DivGroup: A Diversified Approach to Divide Collection of Patterns into Uniform Groups
Abstract
Similarity based grouping of patterns has been explored profusely under the well celebrated clustering paradigm in pattern recognition and machine learning. In clustering, objects in the same cluster are similar to each other and objects belonging to different clusters are dissimilar in a corresponding sense. However, it is not rare to come across situations where instead of a similarity based grouping, forming groups of diverse objects is needed. Resource allocation across different parts of an organization, performing cross-validation splits of dataset with class imbalance, heterogeneous or mixed ability partitioning of students, etc. Are the applications of grouping which require each group to contain diverse set of patterns. Moreover, these applications also demand different groups to be similar to each other in some sense.
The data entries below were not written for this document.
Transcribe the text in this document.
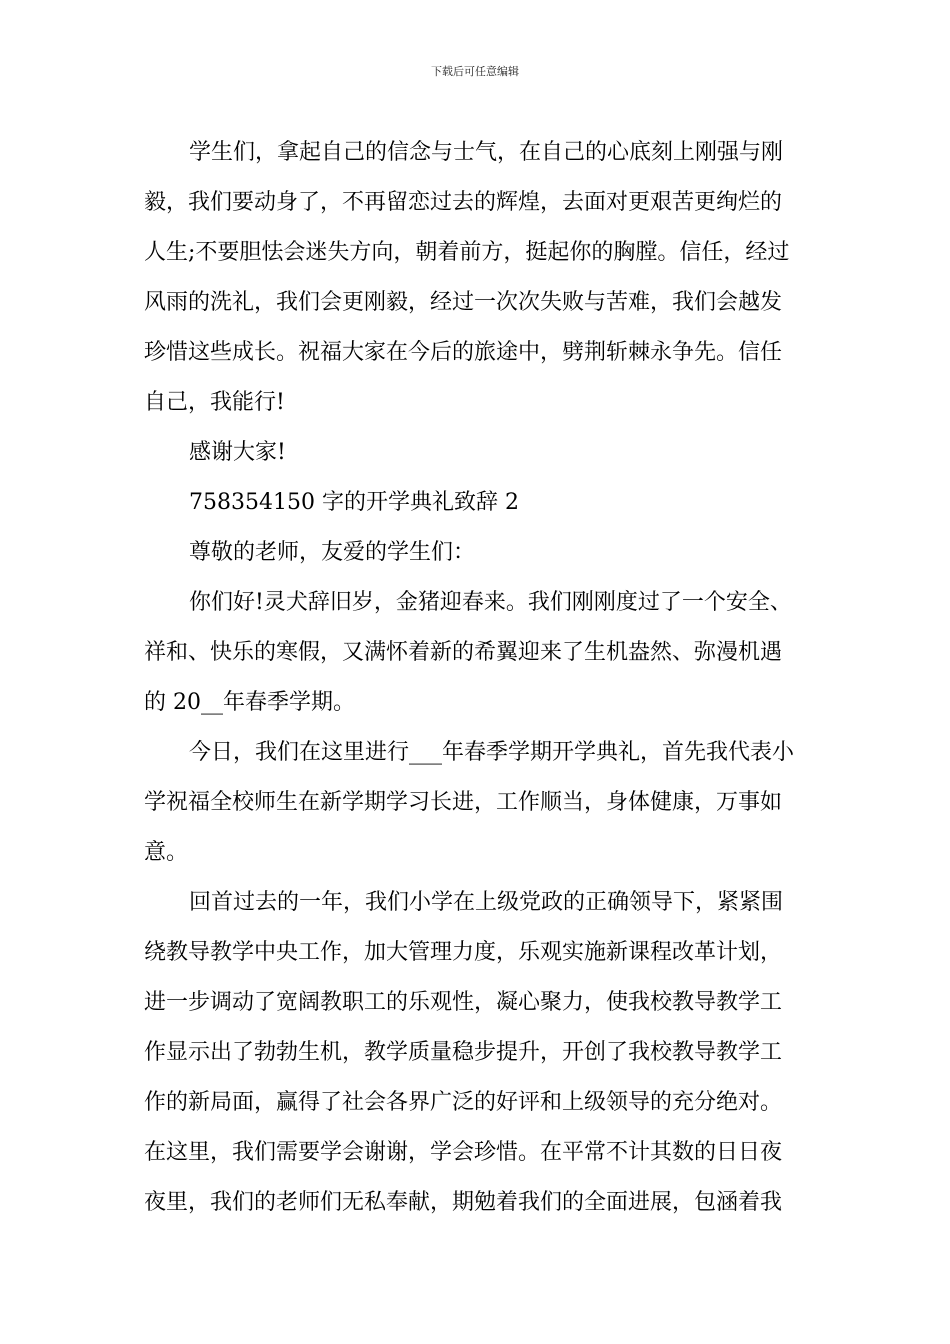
下载后可任意编辑
学生们，拿起自己的信念与士气，在自己的心底刻上刚强与刚
毅，我们要动身了，不再留恋过去的辉煌，去面对更艰苦更绚烂的
人生;不要胆怯会迷失方向，朝着前方，挺起你的胸膛。信任，经过
风雨的洗礼，我们会更刚毅，经过一次次失败与苦难，我们会越发
珍惜这些成长。祝福大家在今后的旅途中，劈荆斩棘永争先。信任
自己，我能行!
感谢大家!
758354150 字的开学典礼致辞 2
尊敬的老师，友爱的学生们：
你们好!灵犬辞旧岁，金猪迎春来。我们刚刚度过了一个安全、
祥和、快乐的寒假，又满怀着新的希翼迎来了生机盎然、弥漫机遇
的 20__年春季学期。
今日，我们在这里进行___年春季学期开学典礼，首先我代表小
学祝福全校师生在新学期学习长进，工作顺当，身体健康，万事如
意。
回首过去的一年，我们小学在上级党政的正确领导下，紧紧围
绕教导教学中央工作，加大管理力度，乐观实施新课程改革计划，
进一步调动了宽阔教职工的乐观性，凝心聚力，使我校教导教学工
作显示出了勃勃生机，教学质量稳步提升，开创了我校教导教学工
作的新局面，赢得了社会各界广泛的好评和上级领导的充分绝对。
在这里，我们需要学会谢谢，学会珍惜。在平常不计其数的日日夜
夜里，我们的老师们无私奉献，期勉着我们的全面进展，包涵着我
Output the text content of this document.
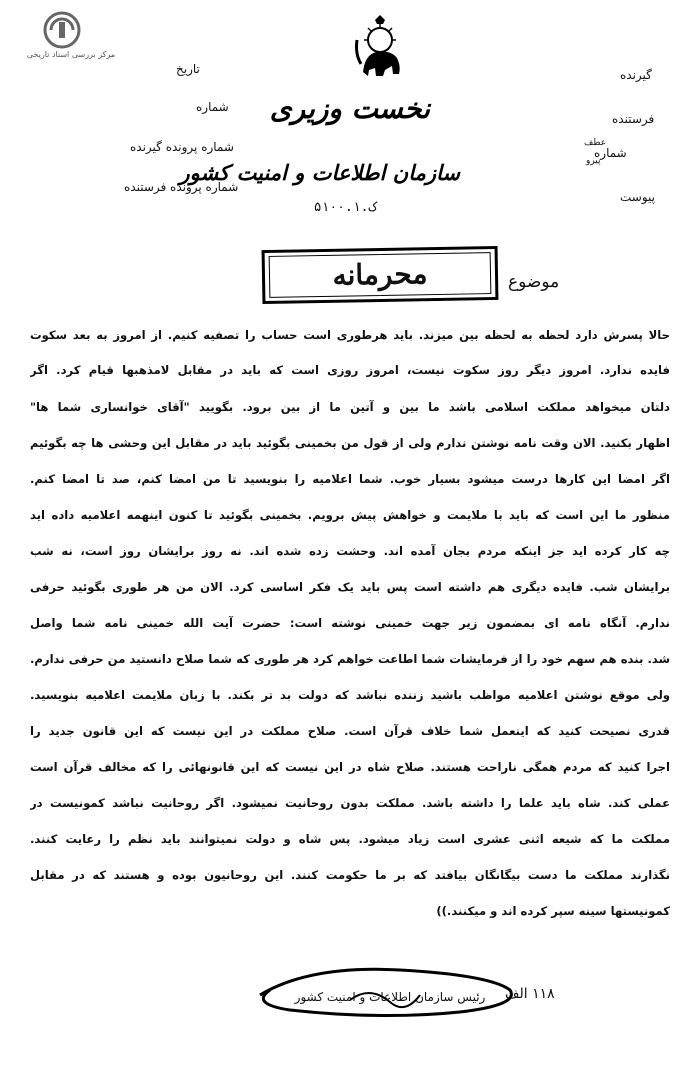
مرکز بررسی اسناد تاریخی
نخست وزیری
سازمان اطلاعات و امنیت کشور
ک.۵۱۰۰.۱
تاریخ
شماره
شماره پرونده گیرنده
شماره پرونده فرستنده
گیرنده
فرستنده
شماره
عطف
پیرو
پیوست
موضوع
محرمانه
حالا پسرش دارد لحظه به لحظه بین میزند. باید هرطوری است حساب را تصفیه کنیم. از امروز به بعد سکوت
فایده ندارد. امروز دیگر روز سکوت نیست، امروز روزی است که باید در مقابل لامذهبها قیام کرد. اگر
دلتان میخواهد مملکت اسلامی باشد ما بین و آتین ما از بین برود. بگویید "آقای خوانساری شما ها"
اظهار بکنید. الان وقت نامه نوشتن ندارم ولی از قول من بخمینی بگوئید باید در مقابل این وحشی ها چه بگوئیم
اگر امضا این کارها درست میشود بسیار خوب. شما اعلامیه را بنویسید تا من امضا کنم، صد تا امضا کنم.
منظور ما این است که باید با ملایمت و خواهش پیش برویم. بخمینی بگوئید تا کنون اینهمه اعلامیه داده اید
چه کار کرده اید جز اینکه مردم بجان آمده اند. وحشت زده شده اند. نه روز برایشان روز است، نه شب
برایشان شب. فایده دیگری هم داشته است پس باید یک فکر اساسی کرد. الان من هر طوری بگوئید حرفی
ندارم. آنگاه نامه ای بمضمون زیر جهت خمینی نوشته است: حضرت آیت الله خمینی نامه شما واصل
شد. بنده هم سهم خود را از فرمایشات شما اطاعت خواهم کرد هر طوری که شما صلاح دانستید من حرفی ندارم.
ولی موقع نوشتن اعلامیه مواظب باشید زننده نباشد که دولت بد تر بکند. با زبان ملایمت اعلامیه بنویسید.
قدری نصیحت کنید که اینعمل شما خلاف قرآن است. صلاح مملکت در این نیست که این قانون جدید را
اجرا کنید که مردم همگی ناراحت هستند. صلاح شاه در این نیست که این قانونهائی را که مخالف قرآن است
عملی کند. شاه باید علما را داشته باشد. مملکت بدون روحانیت نمیشود. اگر روحانیت نباشد کمونیست در
مملکت ما که شیعه اثنی عشری است زیاد میشود. پس شاه و دولت نمیتوانند باید نظم را رعایت کنند.
نگذارند مملکت ما دست بیگانگان بیافتد که بر ما حکومت کنند. این روحانیون بوده و هستند که در مقابل
کمونیستها سینه سپر کرده اند و میکنند.))
رئیس سازمان اطلاعات و امنیت کشور	۱۱۸ الف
In this work, we propose a generic framework for partitioning a collection of patterns into a set of groups such that the above two criteria are fulfilled. To the best of our knowledge, this is the first work to propose such a framework irrespective of any particular application. Towards this end, it turns out that finding an optimal solution to the problem that we developed is NP Hard. So we Propose an approximate solution for the same. We conduct experiments on both synthetic and real world datasets to evaluate the performance of the proposed algorithm. We show the merit of the algorithm by comparing the results with some related state-of-the-art baseline methods.